Dalam kondisi tertentu, karena bagian otak perempuan memiliki sisi emosional lebih peka ketimbang pria, sehingga dia lebih mudah tersentuh dan berempati. "Saat-saat seperti itu, perempuan cenderung mengandalkan perasaan, hingga ia mudah melunak," tutur ibu dari Stella dan Dani ini. Apalagi ketika dia terjepit karena, "Memikirkan nasib anaknya jika ditinggalkan suami. Dengan mudah ia memberikan semua yang diinginkan pasangannya."
Jika sang pasangan tahu betul betapa rapuhnya si istri, bukan tidak mungkin ketakutannya akan dijadikan sebagai bahan manipulasi. "Istri tak bisa menolak, suami sudah terbiasa," ujarnya. Menurut Nina, perlakuan semacam ini sudah bisa dikategorikan sebagai kekerasan dalam rumah tangga (KDRT).
Terampil Bernegosiasi
Langkah yang harus dilakukan segera jika tidak ingin hal semacam ini meracuni hubungan Anda dan pasangan adalah pintar bernegosiasi. Ingat, pernikahan berarti berkompromi agar kedua sama-sama merasa nyaman. "Perempuan itu harus pintar dan terampil bernegosiasi. Istri boleh mengorbankan sesuatu, tapi istri juga harus mendapatkan apa yang dia mau," saran perempuan berzodiak Aries ini
Negosiasi ini berjalan layaknya proses tawar menawar dalam bertransaksi. "Jadi, tidak selalu menolak tapi juga tidak selalu menerima. Ini berlaku tidak hanya dalam kebutuhan materi tapi juga kebutuhan afeksi, tanggung jawab rumah tangga," urai Nina. Contohnya, jika suami menginginkan gadget terbaru untuk komputernya sementara penghasilannya tidak mencukupi. Yang harus dilakukan istri jika sepakat untuk menambal kekurangan dana suami, bisa dengan meminta suami (misalnya) mengurangi rokok atau hobinya yang memakan biaya banyak.
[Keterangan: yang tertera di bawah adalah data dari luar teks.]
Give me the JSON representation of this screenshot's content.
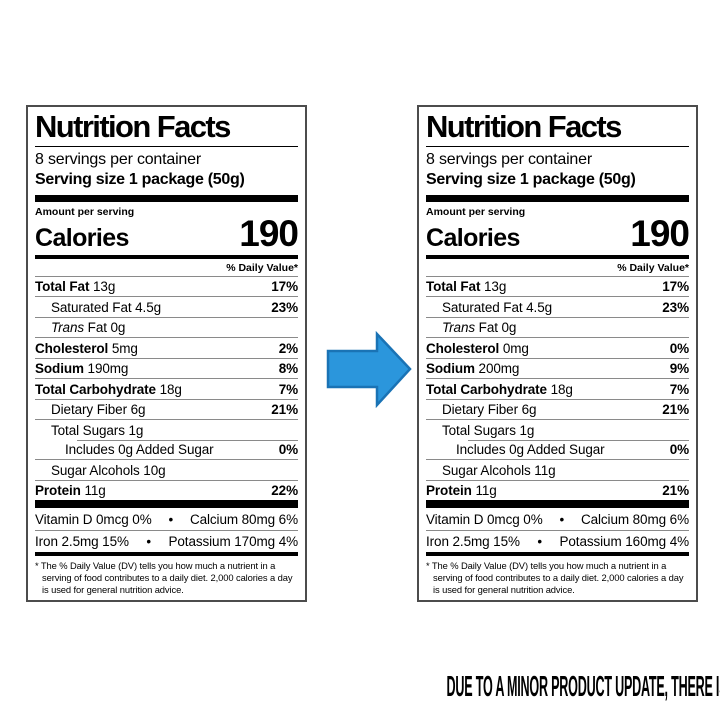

Nina lalu menekankan prinsip menyelamatkan pernikahan sebelum memulainya. Karena, masalah keuangan sangat sensitif, tak ada salahnya menghindari kesalahpahaman dengan menyepakati pengaturan keuangan sejak awal. Siapa yang membiayai kehidupan sehari-hari, investasi, hingga cicilan.
"Jika diputuskan suami tetap menjadi tulang punggung meski penghasilannya lebih kecil, sesuaikan agar penghasilan suami cukup untuk memenuhi kebutuhan rumah tangga," jelas Anna panjang lebar. Sementara penghasilan istri ditabung untuk kebutuhan darurat atau dana hiburan. Tidak ada salahnya juga istri yang menjadi tulang punggung, asalkan suami menghargai diri dan pasangannya. Tidak serta merta membiarkan istri bekerja sendiri apalagi membebaninya dengan macam-macam permintaan.
Poin terpenting lainnya adalah keterbukaan. "Tidak apa-apa, jika penghasilan mau disatukan atau disimpan sendiri-sendiri. Asalkan masing-masing tahu bahwa pengeluaran pribadi tidak mengganggu kebutuhan keluarga," saran Nina. Ke depannya, risiko sakit hati, curiga, atau menggerutu akan semakin mengecil sehingga hubungan makin intim.